Wie ein Schwyzer Landwirt seine Biogasanlage wirtschaftlich betreibt
Strom und Wärme aus Gülle und Mist: Was früher vom Stall via Güllengrube direkt aufs Feld kam, verarbeitet der Schwyzer Landwirt Pirmin Schelbert nun zu Biogas. Daraus produziert er Strom und heizt damit seinen Betrieb und zwei Nachbarhäuser. Eine Besonderheit seiner Biogasanlage: Man sieht und riecht sie nicht. Energeiaplus hat den Betrieb in Schwyz besucht.

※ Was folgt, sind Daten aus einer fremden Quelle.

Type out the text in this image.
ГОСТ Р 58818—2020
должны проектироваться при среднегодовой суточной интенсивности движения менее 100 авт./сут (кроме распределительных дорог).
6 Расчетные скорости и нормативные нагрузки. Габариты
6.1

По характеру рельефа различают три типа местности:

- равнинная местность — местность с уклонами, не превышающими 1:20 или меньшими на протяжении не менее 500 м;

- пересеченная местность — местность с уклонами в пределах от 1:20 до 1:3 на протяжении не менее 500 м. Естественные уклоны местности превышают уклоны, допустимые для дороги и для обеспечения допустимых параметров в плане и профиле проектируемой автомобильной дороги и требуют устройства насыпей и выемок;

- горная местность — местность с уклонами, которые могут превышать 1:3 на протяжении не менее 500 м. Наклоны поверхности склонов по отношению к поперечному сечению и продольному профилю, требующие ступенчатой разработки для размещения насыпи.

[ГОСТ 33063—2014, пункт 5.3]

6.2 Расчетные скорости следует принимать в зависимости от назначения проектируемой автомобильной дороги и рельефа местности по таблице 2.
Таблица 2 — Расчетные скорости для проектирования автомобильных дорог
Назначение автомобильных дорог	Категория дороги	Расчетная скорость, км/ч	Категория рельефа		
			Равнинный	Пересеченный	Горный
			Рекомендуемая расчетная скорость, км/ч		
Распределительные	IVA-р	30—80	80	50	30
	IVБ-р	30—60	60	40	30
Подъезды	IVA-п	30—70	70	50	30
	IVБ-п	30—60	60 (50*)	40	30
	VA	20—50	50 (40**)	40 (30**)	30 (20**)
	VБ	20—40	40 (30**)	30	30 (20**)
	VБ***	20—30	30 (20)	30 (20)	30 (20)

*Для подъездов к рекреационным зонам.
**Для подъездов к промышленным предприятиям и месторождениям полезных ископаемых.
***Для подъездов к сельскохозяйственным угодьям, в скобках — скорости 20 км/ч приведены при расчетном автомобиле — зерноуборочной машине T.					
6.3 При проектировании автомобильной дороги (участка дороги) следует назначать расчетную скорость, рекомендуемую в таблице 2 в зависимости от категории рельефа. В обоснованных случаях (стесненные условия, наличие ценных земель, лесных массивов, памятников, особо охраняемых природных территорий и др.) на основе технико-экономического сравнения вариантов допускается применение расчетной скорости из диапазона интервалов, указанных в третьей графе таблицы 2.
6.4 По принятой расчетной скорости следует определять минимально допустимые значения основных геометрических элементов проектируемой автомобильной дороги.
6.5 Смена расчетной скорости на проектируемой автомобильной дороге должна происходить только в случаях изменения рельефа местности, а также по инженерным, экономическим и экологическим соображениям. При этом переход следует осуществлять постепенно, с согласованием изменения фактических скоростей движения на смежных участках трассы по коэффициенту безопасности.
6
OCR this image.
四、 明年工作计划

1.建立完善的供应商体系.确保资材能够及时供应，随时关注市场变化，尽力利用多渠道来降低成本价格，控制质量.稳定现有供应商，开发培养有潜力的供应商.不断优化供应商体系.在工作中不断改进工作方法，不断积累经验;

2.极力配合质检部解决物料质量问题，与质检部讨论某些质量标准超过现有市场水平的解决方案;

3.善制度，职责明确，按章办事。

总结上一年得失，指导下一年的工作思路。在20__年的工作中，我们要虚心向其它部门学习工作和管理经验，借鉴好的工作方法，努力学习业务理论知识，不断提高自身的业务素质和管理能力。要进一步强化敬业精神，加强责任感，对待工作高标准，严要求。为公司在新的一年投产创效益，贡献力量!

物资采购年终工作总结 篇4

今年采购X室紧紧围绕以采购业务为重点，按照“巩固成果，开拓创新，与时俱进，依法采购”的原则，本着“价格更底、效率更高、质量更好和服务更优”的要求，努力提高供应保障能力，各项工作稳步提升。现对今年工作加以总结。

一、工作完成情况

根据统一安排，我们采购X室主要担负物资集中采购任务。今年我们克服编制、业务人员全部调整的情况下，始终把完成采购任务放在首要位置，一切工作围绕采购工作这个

«Hier im Milchviehstall beginnt die Energieproduktion», sagt Pirmin Schelbert. «Ohne diese Tiere gäbe es kein Biogas.» Pirmin Schelbert führt einen Milchwirtschaftsbetrieb. Eine Kuh leckt Mineralstoffe aus einem Becken, einige Tiere liegen im Stroh, andere kommen neugierig auf uns zu, strecken den Kopf durch das Gitter und lassen sich kraulen. In einem separaten Gehege sind fünf Kälber. 38 Milchkühe sind es bei unserem Besuch. Dazu kommen 50 Zuchtschweine und rund 150 Legehennen, die auch Mist liefern für die Biogasproduktion.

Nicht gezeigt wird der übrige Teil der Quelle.